Es el dios que, en el teatro griego, era llevado a la escena mediante un mecanismo y que, con su autoridad ultraterrena, ponía fin y conclusión a una aventura que, de haberse debido desarrollar únicamente dentro de las posibilidades humanas, no hubiera tenido solución.
Es, pues, un personaje sin rostro y sin drama; más aún, es la verdadera negación de todo personaje y de todo drama, pero, precisamente por ello, merece que se le incluya en el mundo de las figuras imaginarias, que tantas veces lograron gracias a él la paz y el fin de sus fatigas.

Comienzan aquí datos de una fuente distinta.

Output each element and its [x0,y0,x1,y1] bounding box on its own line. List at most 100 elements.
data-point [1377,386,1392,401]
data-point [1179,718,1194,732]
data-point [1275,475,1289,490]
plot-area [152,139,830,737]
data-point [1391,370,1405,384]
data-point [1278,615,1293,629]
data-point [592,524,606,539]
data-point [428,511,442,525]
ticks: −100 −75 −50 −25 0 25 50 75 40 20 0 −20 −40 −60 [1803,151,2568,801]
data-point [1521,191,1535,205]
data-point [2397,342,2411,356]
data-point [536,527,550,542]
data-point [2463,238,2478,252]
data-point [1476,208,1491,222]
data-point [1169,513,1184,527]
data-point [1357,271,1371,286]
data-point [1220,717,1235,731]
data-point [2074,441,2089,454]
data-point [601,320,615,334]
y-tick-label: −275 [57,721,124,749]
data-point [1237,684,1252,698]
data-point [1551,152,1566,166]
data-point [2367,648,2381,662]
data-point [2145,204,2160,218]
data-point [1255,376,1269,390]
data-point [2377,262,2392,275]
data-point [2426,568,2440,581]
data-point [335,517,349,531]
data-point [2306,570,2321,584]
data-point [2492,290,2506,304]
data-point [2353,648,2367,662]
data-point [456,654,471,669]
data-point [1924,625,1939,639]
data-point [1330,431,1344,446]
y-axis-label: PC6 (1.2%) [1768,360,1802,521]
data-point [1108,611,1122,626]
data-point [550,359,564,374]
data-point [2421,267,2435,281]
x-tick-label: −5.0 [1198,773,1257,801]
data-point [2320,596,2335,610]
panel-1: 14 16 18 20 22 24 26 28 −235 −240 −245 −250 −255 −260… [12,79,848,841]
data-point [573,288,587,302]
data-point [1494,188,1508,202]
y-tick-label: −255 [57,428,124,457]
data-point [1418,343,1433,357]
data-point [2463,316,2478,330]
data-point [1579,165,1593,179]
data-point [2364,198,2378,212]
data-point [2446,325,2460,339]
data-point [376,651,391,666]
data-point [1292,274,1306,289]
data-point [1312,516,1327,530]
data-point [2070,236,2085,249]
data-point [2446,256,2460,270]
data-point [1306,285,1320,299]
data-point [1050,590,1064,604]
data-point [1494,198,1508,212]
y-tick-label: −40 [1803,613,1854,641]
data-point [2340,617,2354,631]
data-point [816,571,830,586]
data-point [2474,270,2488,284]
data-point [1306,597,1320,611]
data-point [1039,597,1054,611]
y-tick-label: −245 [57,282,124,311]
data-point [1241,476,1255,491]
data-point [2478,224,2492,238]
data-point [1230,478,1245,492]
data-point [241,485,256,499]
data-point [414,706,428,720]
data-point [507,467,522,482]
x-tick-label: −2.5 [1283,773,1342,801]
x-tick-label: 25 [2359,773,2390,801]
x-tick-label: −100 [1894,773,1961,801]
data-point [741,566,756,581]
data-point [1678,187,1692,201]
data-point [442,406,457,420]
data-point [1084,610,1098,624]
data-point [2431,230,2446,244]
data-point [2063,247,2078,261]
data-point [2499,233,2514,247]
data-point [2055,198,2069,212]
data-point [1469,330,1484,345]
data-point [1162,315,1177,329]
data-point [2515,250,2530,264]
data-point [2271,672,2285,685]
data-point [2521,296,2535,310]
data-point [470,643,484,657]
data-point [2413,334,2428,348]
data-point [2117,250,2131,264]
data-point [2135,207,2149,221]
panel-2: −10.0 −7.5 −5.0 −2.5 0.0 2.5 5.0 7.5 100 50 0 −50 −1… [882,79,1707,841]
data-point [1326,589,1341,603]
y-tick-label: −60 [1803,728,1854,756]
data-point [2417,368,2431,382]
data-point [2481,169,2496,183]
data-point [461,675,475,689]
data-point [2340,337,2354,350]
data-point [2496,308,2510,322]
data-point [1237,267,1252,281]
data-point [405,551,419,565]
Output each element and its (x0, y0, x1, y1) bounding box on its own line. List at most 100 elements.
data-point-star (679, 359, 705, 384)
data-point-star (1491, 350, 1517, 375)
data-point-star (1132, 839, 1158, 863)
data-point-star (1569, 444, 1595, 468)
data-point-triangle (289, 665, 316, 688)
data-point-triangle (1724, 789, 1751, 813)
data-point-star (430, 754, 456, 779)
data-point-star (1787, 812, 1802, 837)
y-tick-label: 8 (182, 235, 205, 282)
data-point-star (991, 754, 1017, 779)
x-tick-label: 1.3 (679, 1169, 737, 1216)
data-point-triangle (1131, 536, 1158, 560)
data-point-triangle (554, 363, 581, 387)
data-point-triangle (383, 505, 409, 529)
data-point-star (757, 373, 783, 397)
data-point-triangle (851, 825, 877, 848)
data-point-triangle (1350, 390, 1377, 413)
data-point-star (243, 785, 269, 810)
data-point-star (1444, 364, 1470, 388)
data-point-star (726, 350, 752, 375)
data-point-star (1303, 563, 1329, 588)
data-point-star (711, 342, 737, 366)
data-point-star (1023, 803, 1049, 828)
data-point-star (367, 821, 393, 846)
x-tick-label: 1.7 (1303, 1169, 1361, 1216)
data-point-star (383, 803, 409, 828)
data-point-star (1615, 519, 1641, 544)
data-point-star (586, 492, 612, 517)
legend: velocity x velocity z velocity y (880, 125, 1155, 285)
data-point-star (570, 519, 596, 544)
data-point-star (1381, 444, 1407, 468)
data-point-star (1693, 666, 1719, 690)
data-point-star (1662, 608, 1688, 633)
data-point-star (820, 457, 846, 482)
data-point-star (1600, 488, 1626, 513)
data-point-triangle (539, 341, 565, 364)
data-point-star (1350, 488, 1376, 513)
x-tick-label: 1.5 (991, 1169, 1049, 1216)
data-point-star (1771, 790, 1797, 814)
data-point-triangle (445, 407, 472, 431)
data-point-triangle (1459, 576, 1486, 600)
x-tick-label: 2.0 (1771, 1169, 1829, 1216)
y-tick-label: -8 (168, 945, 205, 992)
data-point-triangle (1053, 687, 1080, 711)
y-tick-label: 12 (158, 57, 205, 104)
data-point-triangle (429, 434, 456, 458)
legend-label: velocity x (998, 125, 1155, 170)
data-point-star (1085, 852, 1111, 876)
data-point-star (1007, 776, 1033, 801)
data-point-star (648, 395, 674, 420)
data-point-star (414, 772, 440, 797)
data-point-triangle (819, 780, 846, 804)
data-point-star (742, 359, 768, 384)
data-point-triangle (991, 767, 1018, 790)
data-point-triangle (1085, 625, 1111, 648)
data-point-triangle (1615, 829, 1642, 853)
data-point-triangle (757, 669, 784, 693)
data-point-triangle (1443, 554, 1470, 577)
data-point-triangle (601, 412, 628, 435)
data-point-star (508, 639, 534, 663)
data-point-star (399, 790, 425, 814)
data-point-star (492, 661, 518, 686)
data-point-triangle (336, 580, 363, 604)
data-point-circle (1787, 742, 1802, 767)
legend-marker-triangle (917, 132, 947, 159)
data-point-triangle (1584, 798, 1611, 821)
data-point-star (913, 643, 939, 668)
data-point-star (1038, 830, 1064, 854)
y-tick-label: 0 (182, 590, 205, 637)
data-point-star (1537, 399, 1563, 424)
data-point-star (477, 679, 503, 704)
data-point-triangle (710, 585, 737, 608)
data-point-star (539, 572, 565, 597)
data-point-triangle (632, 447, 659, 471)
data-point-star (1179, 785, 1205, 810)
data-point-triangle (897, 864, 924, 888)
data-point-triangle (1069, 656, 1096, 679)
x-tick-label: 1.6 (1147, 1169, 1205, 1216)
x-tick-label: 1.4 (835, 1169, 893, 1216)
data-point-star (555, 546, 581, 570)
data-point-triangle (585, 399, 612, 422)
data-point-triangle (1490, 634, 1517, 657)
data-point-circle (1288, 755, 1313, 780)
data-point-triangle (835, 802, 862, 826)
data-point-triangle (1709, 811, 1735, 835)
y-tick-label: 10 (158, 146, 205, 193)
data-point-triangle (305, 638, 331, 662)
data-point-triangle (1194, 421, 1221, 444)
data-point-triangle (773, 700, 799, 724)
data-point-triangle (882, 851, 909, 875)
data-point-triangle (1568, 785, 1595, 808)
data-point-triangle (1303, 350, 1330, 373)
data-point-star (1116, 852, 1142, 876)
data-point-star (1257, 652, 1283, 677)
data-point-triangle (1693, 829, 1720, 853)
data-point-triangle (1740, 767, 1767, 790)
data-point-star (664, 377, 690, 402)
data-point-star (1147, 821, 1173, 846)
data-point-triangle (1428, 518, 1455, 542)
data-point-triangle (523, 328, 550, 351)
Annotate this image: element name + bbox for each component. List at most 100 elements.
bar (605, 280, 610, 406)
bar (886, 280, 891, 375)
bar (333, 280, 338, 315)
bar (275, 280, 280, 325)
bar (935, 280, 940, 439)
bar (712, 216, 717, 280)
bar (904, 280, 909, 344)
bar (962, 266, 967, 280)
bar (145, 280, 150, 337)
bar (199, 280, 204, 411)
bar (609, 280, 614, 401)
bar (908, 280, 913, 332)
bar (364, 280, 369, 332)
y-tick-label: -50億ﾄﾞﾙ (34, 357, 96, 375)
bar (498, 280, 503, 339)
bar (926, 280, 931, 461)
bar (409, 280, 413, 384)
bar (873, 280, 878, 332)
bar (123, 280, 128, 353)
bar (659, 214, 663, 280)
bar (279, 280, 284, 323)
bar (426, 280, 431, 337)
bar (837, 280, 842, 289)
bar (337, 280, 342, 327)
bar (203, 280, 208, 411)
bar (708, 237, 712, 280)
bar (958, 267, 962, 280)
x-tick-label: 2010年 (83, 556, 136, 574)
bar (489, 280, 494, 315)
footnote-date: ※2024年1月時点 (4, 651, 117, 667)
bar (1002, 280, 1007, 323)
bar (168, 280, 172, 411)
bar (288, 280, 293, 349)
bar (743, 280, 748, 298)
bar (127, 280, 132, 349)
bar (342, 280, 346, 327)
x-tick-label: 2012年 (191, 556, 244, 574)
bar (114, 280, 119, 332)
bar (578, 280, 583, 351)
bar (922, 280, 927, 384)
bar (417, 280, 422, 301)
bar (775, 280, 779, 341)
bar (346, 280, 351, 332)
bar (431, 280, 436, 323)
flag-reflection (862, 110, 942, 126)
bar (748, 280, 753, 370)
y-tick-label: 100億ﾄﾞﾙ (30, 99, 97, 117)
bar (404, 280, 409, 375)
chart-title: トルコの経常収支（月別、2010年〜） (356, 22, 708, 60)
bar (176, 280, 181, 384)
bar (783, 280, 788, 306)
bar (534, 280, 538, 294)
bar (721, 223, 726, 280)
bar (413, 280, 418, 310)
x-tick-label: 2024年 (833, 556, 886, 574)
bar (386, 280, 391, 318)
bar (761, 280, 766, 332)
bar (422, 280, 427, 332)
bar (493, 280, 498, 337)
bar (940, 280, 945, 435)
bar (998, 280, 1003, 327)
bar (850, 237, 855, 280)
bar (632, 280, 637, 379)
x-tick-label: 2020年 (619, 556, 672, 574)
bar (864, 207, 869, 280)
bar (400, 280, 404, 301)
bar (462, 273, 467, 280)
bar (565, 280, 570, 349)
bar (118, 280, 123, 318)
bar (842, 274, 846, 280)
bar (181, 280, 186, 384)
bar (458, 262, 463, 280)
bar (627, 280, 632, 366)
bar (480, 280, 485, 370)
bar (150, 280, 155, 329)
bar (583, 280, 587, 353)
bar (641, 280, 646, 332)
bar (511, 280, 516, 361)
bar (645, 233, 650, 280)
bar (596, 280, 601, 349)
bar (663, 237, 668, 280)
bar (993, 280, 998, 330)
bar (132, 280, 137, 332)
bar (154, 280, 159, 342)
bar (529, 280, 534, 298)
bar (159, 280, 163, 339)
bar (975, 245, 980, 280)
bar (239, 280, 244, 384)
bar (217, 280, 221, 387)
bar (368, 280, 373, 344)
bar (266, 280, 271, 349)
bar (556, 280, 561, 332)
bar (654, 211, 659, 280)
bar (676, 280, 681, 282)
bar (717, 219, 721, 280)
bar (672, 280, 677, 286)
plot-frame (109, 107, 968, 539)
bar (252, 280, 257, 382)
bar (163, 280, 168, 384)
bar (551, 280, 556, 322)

El «Deus ex machina» podía nacer únicamente en un teatro que se sintiera todavía muy vinculado con sus orígenes religiosos; más tarde, cuando la realidad se impuso a la escena, aunque no fue rechazado, tuvo que sufrir una profunda modificación: perdió aquel mínimo de imagen y de rostro que tenía para convertirse en mero concepto y en puro expediente para devanar las más intrincadas madejas. Ante todo se transformó en la «anacnórisis» o reconocimiento imprevisto, en cuya virtud, en el momento más desesperado de la acción, resultaban ser hermanos los enemigos, padre e hijo los rivales, nobles doncellas las camareras, etc.
Pero cuando el sentido espectacular triunfó sobre el verista, el «Deus ex machina» reapareció como tal y figuró como elemento vivo y magnífico en los escenarios de los siglos XVII y XVIII. Su mundo quedó, sin embargo, limitado al «ballet» y al melodrama; la comedia, la tragedia y el drama continuaron reconociendo su necesidad, pero no lo acogieron más que en sus transformaciones. Entre éstas, al lado de la anacnórisis, figura en primera línea, con la influencia de las representaciones edificantes de la Edad Media cristiana, el arrepentimiento, que incluso llegará a sustituir a aquélla en el teatro romántico.
El arrepentimiento es una especie de «Deus ex machina» interior, pero no menos súbito y desconcertante: de golpe, un empedernido criminal muda de aspecto y de actitud, renuncia a sus malos designios, se somete a la justicia y jura que cambiará de vida: el dios, en realidad ha llegado, pero, en lugar de aparecer, entre las nubes, señala sin ser visto al personaje con el toque de la gracia, cambia las relaciones escénicas y permite a todos recobrar el aliento. En el teatro moderno, el «Deus ex machiné» ha tomado múltiples formas; pero el espectador de hoy no siempre se da cuenta de su presencia.
Hacia fines del siglo pasado y a principios del nuestro, por ejemplo, un «Deus ex machina» muy usado fue aquel que podríamos llamar la «palabra decisiva»: una situación desesperada se cambia súbitamente con sólo pronunciar, en cierto tono y acompañándolas de determinado ademán, unas pocas sílabas que adquieren un valor mágico: así tenemos el «¡Denise!» que concluye la comedia de este nombre (v.) de Alexandre Dumas, hijo; el «¡Mamá!» con que se resuelve La enemiga (v.) de Dario Niccodemi. Es un «Deus ex machina» emotivo y pasional que viene a ocupar el lugar de aquel otro, de carácter ético, representado por el arrepentimiento, del mismo modo que su forma social, o sea la anacnórisis, había suplantado a su primitiva forma religiosa.
Y no olvidemos tampoco al «Deus ex machina» filosófico que aparece , en Así es (si así os parece) (v.) y, en el fondo, en todo el teatro de Pirandello. Es difícil establecer la psicología del «Deus ex machina»: ¿es un indicio de optimismo o de pesimismo? En realidad, nace de la obstinada exigencia de una conclusión pacificadora, exigencia inherente al hombre, y, a la vez, de la comprobación de lo difícil que es llegar a ello sin otras fuerzas que las humanas. En el fondo el «Deus ex machina» representa el originario sentido mágico que el hombre intuye en la existencia y, desde este punto de vista, puede descubrirse en toda conclusión o considerarse la conclusión misma en cuanto mágicamente resuelve las miserias humanas. Y sólo al hombre, que no siempre supo mantener vivo en su interior el contacto con esa magia, cabe imputar la culpa de que el «Deus ex machina» se haya podido transformar a veces en un pobre fantoche.